Writing by Patrick Keddie
Mahmoud Ahmed Abu Sitta had left his two-storey house to harvest olives on his land. By the time he had returned, an Israeli airstrike had turned his home into a crater nearly two storeys deep, full of the smashed remnants of his life.
I met Mahmoud two weeks after the attack, which occurred during Pillar of Defence – the name given to the recent 8-day Israeli bombardment of Gaza. He was still surveying the piled-up wreckage of his house in disbelief; he had little idea of what to do next.
The 62 year old farmer had worked on his land in the village of Jahar al-Deek in Gaza since 1976, harvesting olives and growing vegetables. His property had also contained a water well and pump that had irrigated his 200 dunams of land. They had also been destroyed in the airstrike and Mahmoud couldn’t see how he could save his crops without the precious water supply.
Mahmoud had received no help from the authorities as yet – only vague promises to visit that hadn’t been fulfilled. The family had no other home. Whilst his wife, son and two sisters were able to stay at a family member’s house, there was no space for Mahmoud. With winter fast approaching, he had slept under a tree next to his property since the attack.
As his family had been working with him in their fields at the time of the airstrike, they had all escaped injury. His neighbour Um Mahmoud Sawarka, 40, was not so fortunate.
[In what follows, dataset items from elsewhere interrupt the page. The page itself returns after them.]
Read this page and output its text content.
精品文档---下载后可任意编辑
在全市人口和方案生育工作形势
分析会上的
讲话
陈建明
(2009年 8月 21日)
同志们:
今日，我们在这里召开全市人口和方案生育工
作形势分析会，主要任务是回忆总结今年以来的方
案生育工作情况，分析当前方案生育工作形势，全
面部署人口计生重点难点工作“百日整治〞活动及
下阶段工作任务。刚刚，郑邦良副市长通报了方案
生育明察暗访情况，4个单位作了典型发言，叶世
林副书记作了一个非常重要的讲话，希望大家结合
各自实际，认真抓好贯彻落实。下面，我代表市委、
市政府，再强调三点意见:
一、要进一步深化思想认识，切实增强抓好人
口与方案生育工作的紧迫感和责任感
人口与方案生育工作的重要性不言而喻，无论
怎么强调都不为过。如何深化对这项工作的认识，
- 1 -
She had been milking cows in the nearby cattle-shed when the missile landed. Shrapnel had lacerated her stomach and shoulders and a 4cm long nail had been embedded in her back. She had survived and was expected to make a good recovery.
When we met her she was lying in bed, swaddled in blankets. Um Mahmoud told us that she was recovering but remained scared. “I always feel fear, I wonder if they will come back” she told us. She was quiet for a moment, before adding “The most difficult wounds to heal are the mental and psychological ones.”
Back at Mahmoud’s house he told us he had no idea why his family were targeted. “I don’t know. I’m a normal civilian. None of my family is in the resistance” he claimed, “We are farmers and we take care of our lands. I have never been in an Israeli prison in my life!”
Mahmoud’s village of Jahar al-Deek is less than 2kms from the border with Israel. Many years ago the border had been open and residents of the village went into Israel to work. There they encountered ordinary Israeli families, worked alongside them and made friends with them, despite the occupation.
But the border had long been closed and for 12 years a ‘buffer zone’ was enforced by live fire, preventing Palestinian farmers from reaching much of their land. All contact with Israelis now was strictly martial – often at the receiving end of a bullet or bomb.
“I used to work in Israel. I had friends there” Mahmoud told me. Was he still in contact with any of them I wondered? He laughed abruptly and said “No! We were separated a long time ago.”